Struggle-La Lucha: ABD ve Batı'daki çalışan insanlar Donbass'taki halkın milislerinin mücadelesine nasıl yardım edebilir?

Aleksey Markov: İlk önce, tabii ki, kendi ülkelerinin hükümetlerine Ukrayna'daki faşist rejime verdikleri desteği kesmeleri ya da sınırlandırmaları için sürekli baskı yapmalarına ihtiyaç var. Batıdan sürekli bir askeri ve mali yardım olmadan Kiev'deki neo-Naziler uzun süre dayanamayacaktır.
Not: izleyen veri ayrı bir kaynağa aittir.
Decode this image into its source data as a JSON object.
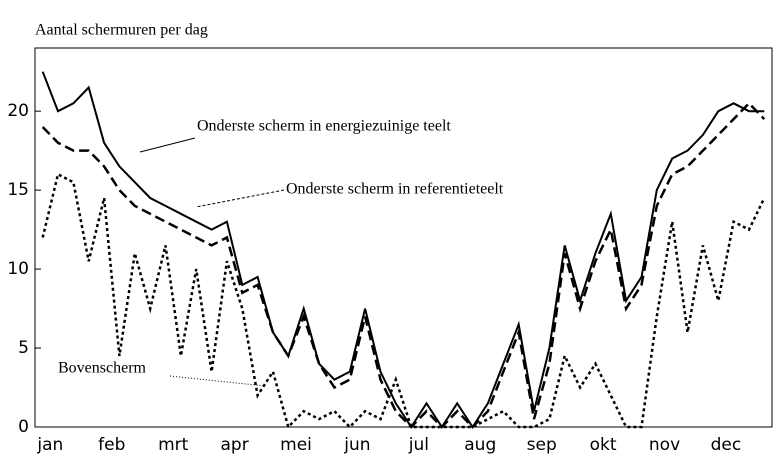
{
  "chart_data": {
    "type": "line",
    "y_label": "Aantal schermuren per dag",
    "categories": [
      null,
      "jan",
      null,
      null,
      null,
      "feb",
      null,
      null,
      null,
      "mrt",
      null,
      null,
      null,
      "apr",
      null,
      null,
      null,
      "mei",
      null,
      null,
      null,
      "jun",
      null,
      null,
      null,
      "jul",
      null,
      null,
      null,
      "aug",
      null,
      null,
      null,
      "sep",
      null,
      null,
      null,
      "okt",
      null,
      null,
      null,
      "nov",
      null,
      null,
      null,
      "dec",
      null,
      null
    ],
    "ylim": [
      0,
      24
    ],
    "yticks": [
      0,
      5,
      10,
      15,
      20
    ],
    "series": [
      {
        "name": "Onderste scherm in energiezuinige teelt",
        "color": "#000000",
        "style": "solid",
        "values": [
          22.5,
          20,
          20.5,
          21.5,
          18,
          16.5,
          15.5,
          14.5,
          14,
          13.5,
          13,
          12.5,
          13,
          9,
          9.5,
          6,
          4.5,
          7.5,
          4,
          3,
          3.5,
          7.5,
          3.5,
          1.5,
          0,
          1.5,
          0,
          1.5,
          0,
          1.5,
          4,
          6.5,
          1,
          5,
          11.5,
          8,
          11,
          13.5,
          8,
          9.5,
          15,
          17,
          17.5,
          18.5,
          20,
          20.5,
          20,
          20
        ]
      },
      {
        "name": "Onderste scherm in referentieteelt",
        "color": "#000000",
        "style": "dashed",
        "values": [
          19,
          18,
          17.5,
          17.5,
          16.5,
          15,
          14,
          13.5,
          13,
          12.5,
          12,
          11.5,
          12,
          8.5,
          9,
          6,
          4.5,
          7,
          4,
          2.5,
          3,
          7,
          3,
          1,
          0,
          1,
          0,
          1,
          0,
          1,
          3.5,
          6,
          0.5,
          4,
          11,
          7.5,
          10.5,
          12.5,
          7.5,
          9,
          14,
          16,
          16.5,
          17.5,
          18.5,
          19.5,
          20.5,
          19.5
        ]
      },
      {
        "name": "Bovenscherm",
        "color": "#000000",
        "style": "dotted",
        "values": [
          12,
          16,
          15.5,
          10.5,
          14.5,
          4.5,
          11,
          7.5,
          11.5,
          4.5,
          10,
          3.5,
          10.5,
          7.5,
          2,
          3.5,
          0,
          1,
          0.5,
          1,
          0,
          1,
          0.5,
          3,
          0,
          0,
          0,
          0,
          0,
          0.5,
          1,
          0,
          0,
          0.5,
          4.5,
          2.5,
          4,
          2,
          0,
          0,
          7,
          13,
          6,
          11.5,
          8,
          13,
          12.5,
          14.5
        ]
      }
    ]
  }
}
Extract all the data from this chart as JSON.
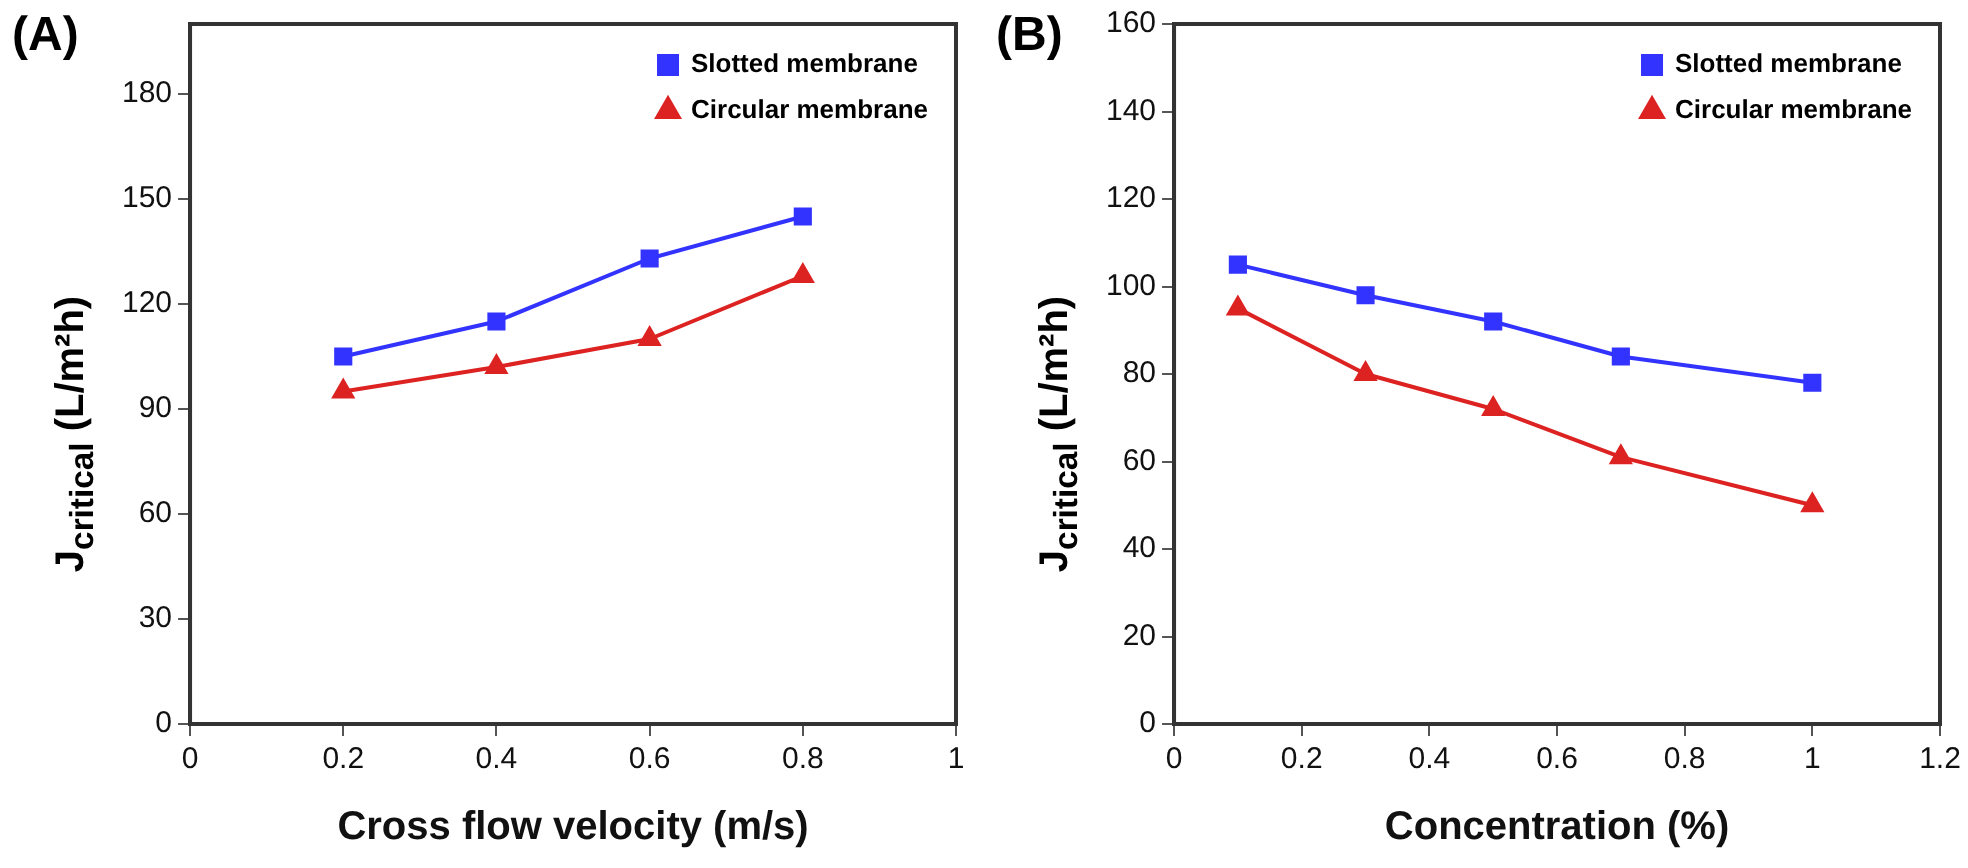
{
  "chart_data": [
    {
      "type": "line",
      "annotations": [
        "(A)"
      ],
      "xlabel": "Cross flow velocity (m/s)",
      "ylabel": "J$_{critical}$ (L/m²h)",
      "xlim": [
        0,
        1
      ],
      "xticks": [
        0,
        0.2,
        0.4,
        0.6,
        0.8,
        1
      ],
      "ylim": [
        0,
        200
      ],
      "yticks": [
        0,
        30,
        60,
        90,
        120,
        150,
        180
      ],
      "grid": false,
      "legend": "top right",
      "series": [
        {
          "name": "Slotted membrane",
          "color": "#3333ff",
          "marker": "square",
          "x": [
            0.2,
            0.4,
            0.6,
            0.8
          ],
          "values": [
            105,
            115,
            133,
            145
          ]
        },
        {
          "name": "Circular membrane",
          "color": "#dd2222",
          "marker": "triangle",
          "x": [
            0.2,
            0.4,
            0.6,
            0.8
          ],
          "values": [
            95,
            102,
            110,
            128
          ]
        }
      ]
    },
    {
      "type": "line",
      "annotations": [
        "(B)"
      ],
      "xlabel": "Concentration (%)",
      "ylabel": "J$_{critical}$ (L/m²h)",
      "xlim": [
        0,
        1.2
      ],
      "xticks": [
        0,
        0.2,
        0.4,
        0.6,
        0.8,
        1,
        1.2
      ],
      "ylim": [
        0,
        160
      ],
      "yticks": [
        0,
        20,
        40,
        60,
        80,
        100,
        120,
        140,
        160
      ],
      "grid": false,
      "legend": "top right",
      "series": [
        {
          "name": "Slotted membrane",
          "color": "#3333ff",
          "marker": "square",
          "x": [
            0.1,
            0.3,
            0.5,
            0.7,
            1
          ],
          "values": [
            105,
            98,
            92,
            84,
            78
          ]
        },
        {
          "name": "Circular membrane",
          "color": "#dd2222",
          "marker": "triangle",
          "x": [
            0.1,
            0.3,
            0.5,
            0.7,
            1
          ],
          "values": [
            95,
            80,
            72,
            61,
            50
          ]
        }
      ]
    }
  ]
}
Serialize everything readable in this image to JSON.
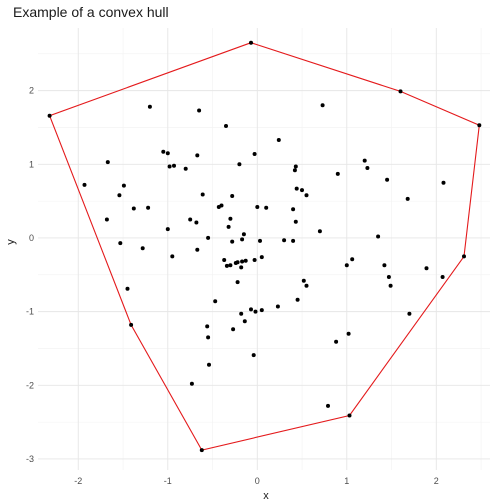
{
  "chart_data": {
    "type": "scatter",
    "title": "Example of a convex hull",
    "xlabel": "x",
    "ylabel": "y",
    "xlim": [
      -2.45,
      2.6
    ],
    "ylim": [
      -3.15,
      2.85
    ],
    "xticks": [
      -2,
      -1,
      0,
      1,
      2
    ],
    "yticks": [
      -3,
      -2,
      -1,
      0,
      1,
      2
    ],
    "grid": true,
    "legend": "none",
    "colors": {
      "points": "#000000",
      "hull": "#e41a1c",
      "grid": "#e6e6e6"
    },
    "hull": [
      {
        "x": -0.07,
        "y": 2.65
      },
      {
        "x": 1.6,
        "y": 1.99
      },
      {
        "x": 2.48,
        "y": 1.53
      },
      {
        "x": 2.31,
        "y": -0.25
      },
      {
        "x": 1.03,
        "y": -2.41
      },
      {
        "x": -0.62,
        "y": -2.88
      },
      {
        "x": -1.41,
        "y": -1.18
      },
      {
        "x": -2.32,
        "y": 1.66
      },
      {
        "x": -0.07,
        "y": 2.65
      }
    ],
    "points": [
      {
        "x": -0.07,
        "y": 2.65
      },
      {
        "x": 1.6,
        "y": 1.99
      },
      {
        "x": 2.48,
        "y": 1.53
      },
      {
        "x": -2.32,
        "y": 1.66
      },
      {
        "x": 2.31,
        "y": -0.25
      },
      {
        "x": 1.03,
        "y": -2.41
      },
      {
        "x": -0.62,
        "y": -2.88
      },
      {
        "x": -1.41,
        "y": -1.18
      },
      {
        "x": -1.2,
        "y": 1.78
      },
      {
        "x": -0.65,
        "y": 1.73
      },
      {
        "x": 0.73,
        "y": 1.8
      },
      {
        "x": -0.35,
        "y": 1.52
      },
      {
        "x": 0.24,
        "y": 1.33
      },
      {
        "x": -1.05,
        "y": 1.17
      },
      {
        "x": -1.0,
        "y": 1.15
      },
      {
        "x": -0.67,
        "y": 1.12
      },
      {
        "x": -0.93,
        "y": 0.98
      },
      {
        "x": -0.98,
        "y": 0.97
      },
      {
        "x": -0.2,
        "y": 1.0
      },
      {
        "x": -0.8,
        "y": 0.94
      },
      {
        "x": -0.03,
        "y": 1.14
      },
      {
        "x": 0.43,
        "y": 0.97
      },
      {
        "x": 0.42,
        "y": 0.92
      },
      {
        "x": 0.9,
        "y": 0.87
      },
      {
        "x": 1.2,
        "y": 1.05
      },
      {
        "x": 1.23,
        "y": 0.95
      },
      {
        "x": 1.45,
        "y": 0.79
      },
      {
        "x": 2.08,
        "y": 0.75
      },
      {
        "x": 1.68,
        "y": 0.53
      },
      {
        "x": 0.5,
        "y": 0.65
      },
      {
        "x": 0.55,
        "y": 0.58
      },
      {
        "x": 0.44,
        "y": 0.67
      },
      {
        "x": -0.28,
        "y": 0.57
      },
      {
        "x": -0.61,
        "y": 0.59
      },
      {
        "x": -1.93,
        "y": 0.72
      },
      {
        "x": -1.49,
        "y": 0.71
      },
      {
        "x": -1.54,
        "y": 0.58
      },
      {
        "x": -1.67,
        "y": 1.03
      },
      {
        "x": -1.68,
        "y": 0.25
      },
      {
        "x": -1.38,
        "y": 0.4
      },
      {
        "x": -1.22,
        "y": 0.41
      },
      {
        "x": -0.43,
        "y": 0.42
      },
      {
        "x": -0.4,
        "y": 0.44
      },
      {
        "x": 0.0,
        "y": 0.42
      },
      {
        "x": 0.1,
        "y": 0.41
      },
      {
        "x": 0.4,
        "y": 0.39
      },
      {
        "x": -0.75,
        "y": 0.25
      },
      {
        "x": -0.68,
        "y": 0.21
      },
      {
        "x": -0.3,
        "y": 0.26
      },
      {
        "x": 0.43,
        "y": 0.22
      },
      {
        "x": -1.0,
        "y": 0.12
      },
      {
        "x": -0.32,
        "y": 0.15
      },
      {
        "x": 0.7,
        "y": 0.09
      },
      {
        "x": -0.15,
        "y": 0.05
      },
      {
        "x": -0.55,
        "y": 0.0
      },
      {
        "x": -0.28,
        "y": -0.05
      },
      {
        "x": -0.17,
        "y": -0.02
      },
      {
        "x": 0.03,
        "y": -0.04
      },
      {
        "x": 0.3,
        "y": -0.03
      },
      {
        "x": 0.4,
        "y": -0.04
      },
      {
        "x": 1.35,
        "y": 0.02
      },
      {
        "x": -1.53,
        "y": -0.07
      },
      {
        "x": -1.28,
        "y": -0.14
      },
      {
        "x": -0.67,
        "y": -0.16
      },
      {
        "x": -0.95,
        "y": -0.25
      },
      {
        "x": -0.37,
        "y": -0.3
      },
      {
        "x": -0.3,
        "y": -0.37
      },
      {
        "x": -0.24,
        "y": -0.34
      },
      {
        "x": -0.22,
        "y": -0.33
      },
      {
        "x": -0.17,
        "y": -0.32
      },
      {
        "x": -0.13,
        "y": -0.31
      },
      {
        "x": -0.03,
        "y": -0.3
      },
      {
        "x": 0.05,
        "y": -0.26
      },
      {
        "x": -0.18,
        "y": -0.4
      },
      {
        "x": -0.34,
        "y": -0.38
      },
      {
        "x": -0.22,
        "y": -0.6
      },
      {
        "x": 0.52,
        "y": -0.58
      },
      {
        "x": 0.55,
        "y": -0.65
      },
      {
        "x": 1.0,
        "y": -0.37
      },
      {
        "x": 1.06,
        "y": -0.29
      },
      {
        "x": 1.42,
        "y": -0.37
      },
      {
        "x": 1.47,
        "y": -0.53
      },
      {
        "x": 1.49,
        "y": -0.65
      },
      {
        "x": 1.89,
        "y": -0.41
      },
      {
        "x": 2.07,
        "y": -0.53
      },
      {
        "x": -1.45,
        "y": -0.69
      },
      {
        "x": 0.45,
        "y": -0.84
      },
      {
        "x": -0.47,
        "y": -0.86
      },
      {
        "x": -0.07,
        "y": -0.97
      },
      {
        "x": -0.02,
        "y": -1.0
      },
      {
        "x": 0.05,
        "y": -0.98
      },
      {
        "x": 0.23,
        "y": -0.93
      },
      {
        "x": -0.18,
        "y": -1.03
      },
      {
        "x": 1.7,
        "y": -1.03
      },
      {
        "x": -0.56,
        "y": -1.2
      },
      {
        "x": -0.27,
        "y": -1.24
      },
      {
        "x": -0.14,
        "y": -1.13
      },
      {
        "x": 1.02,
        "y": -1.3
      },
      {
        "x": -0.55,
        "y": -1.35
      },
      {
        "x": 0.88,
        "y": -1.41
      },
      {
        "x": -0.04,
        "y": -1.59
      },
      {
        "x": -0.54,
        "y": -1.72
      },
      {
        "x": -0.73,
        "y": -1.98
      },
      {
        "x": 0.79,
        "y": -2.28
      }
    ]
  }
}
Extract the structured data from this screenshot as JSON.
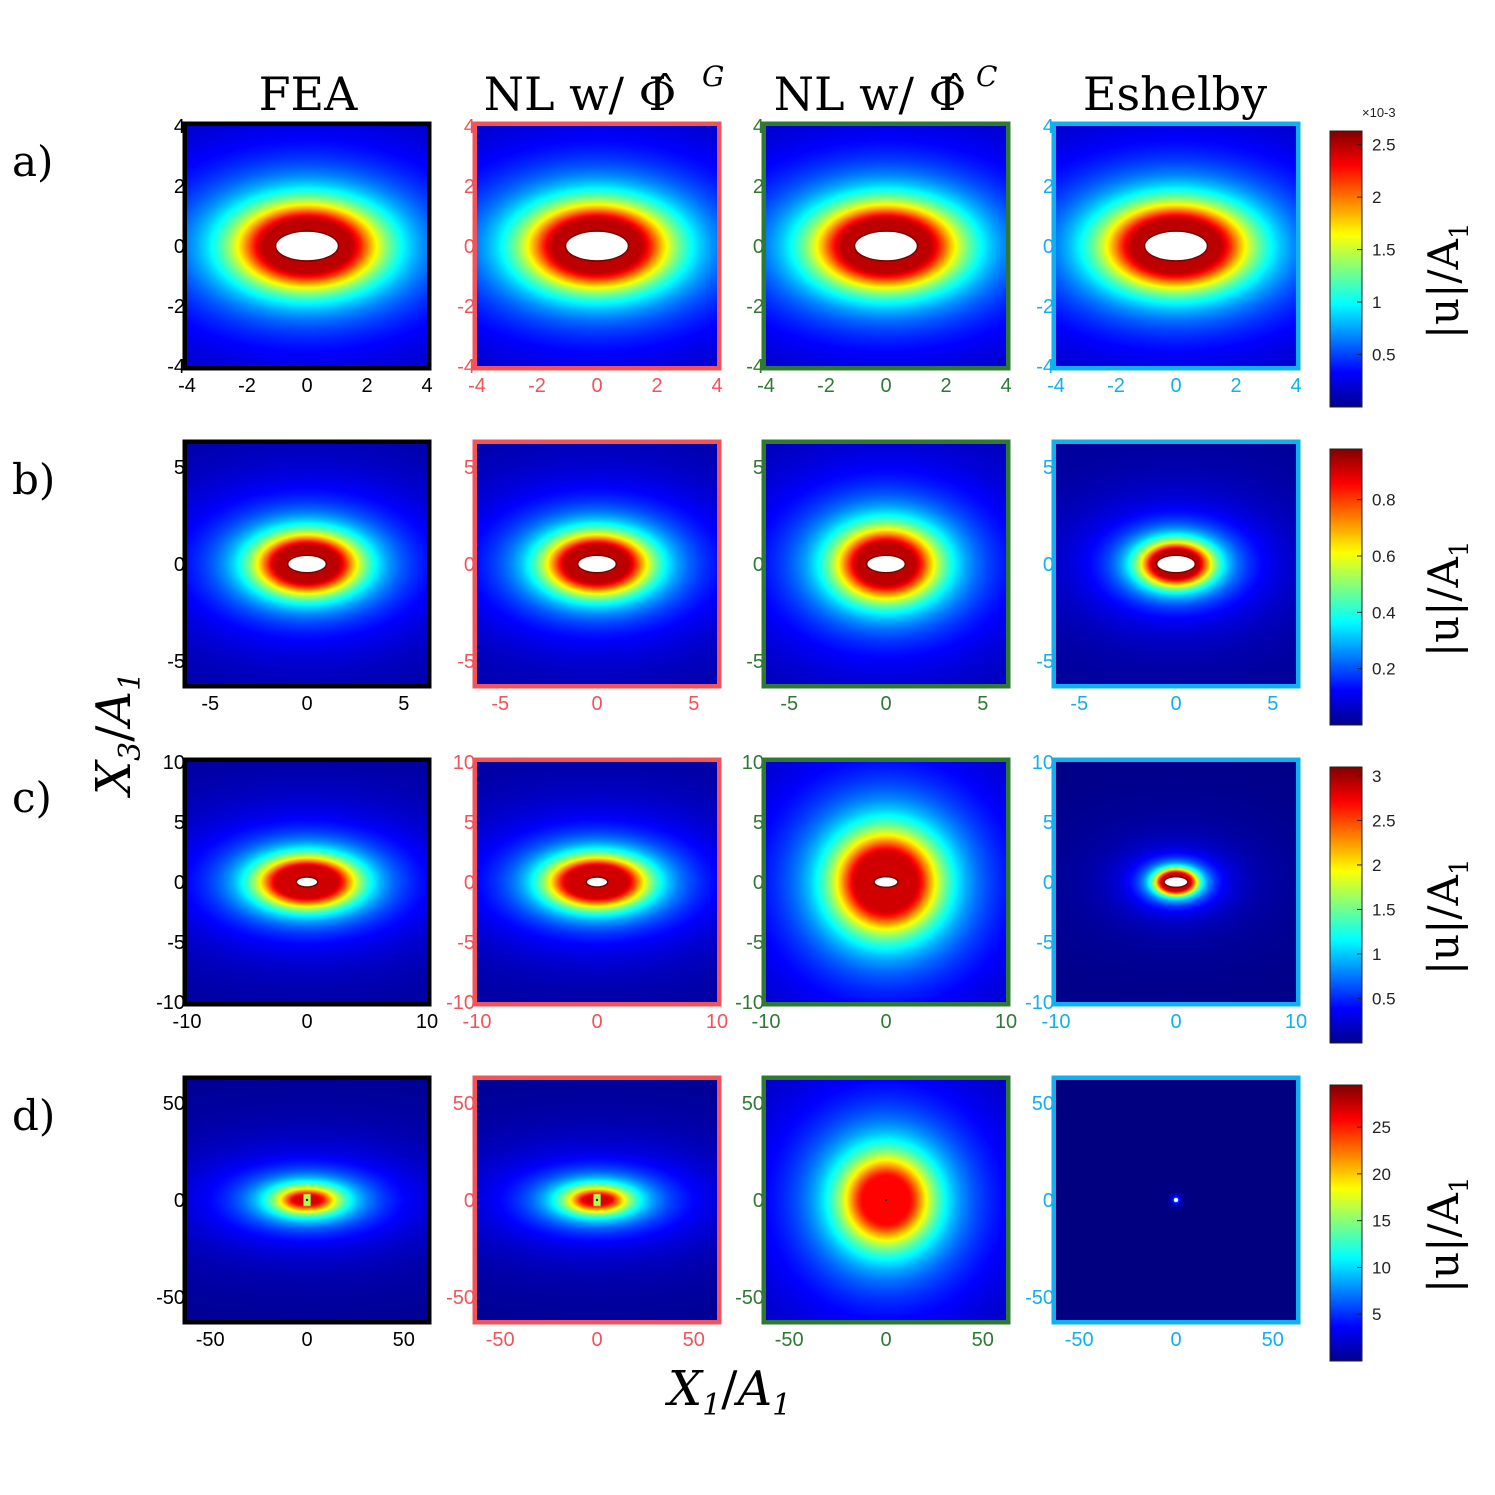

İkinci olarak, sıradan Amerikalı ve Batı Avrupalı insanlar arasında Donbass'ta ne olduğuna dair olası en geniş bilgi yayımı. Bu, geleneksel medyayı ve interneti kapsıyor.

Sonuncu fakat en önemsizi değil, kaynak yetersizliği nedeniyle çok güç durumda olan LPR ve DPR Halk Milisleri'nin birimlerine maddi ve teknik yardım sağlamak.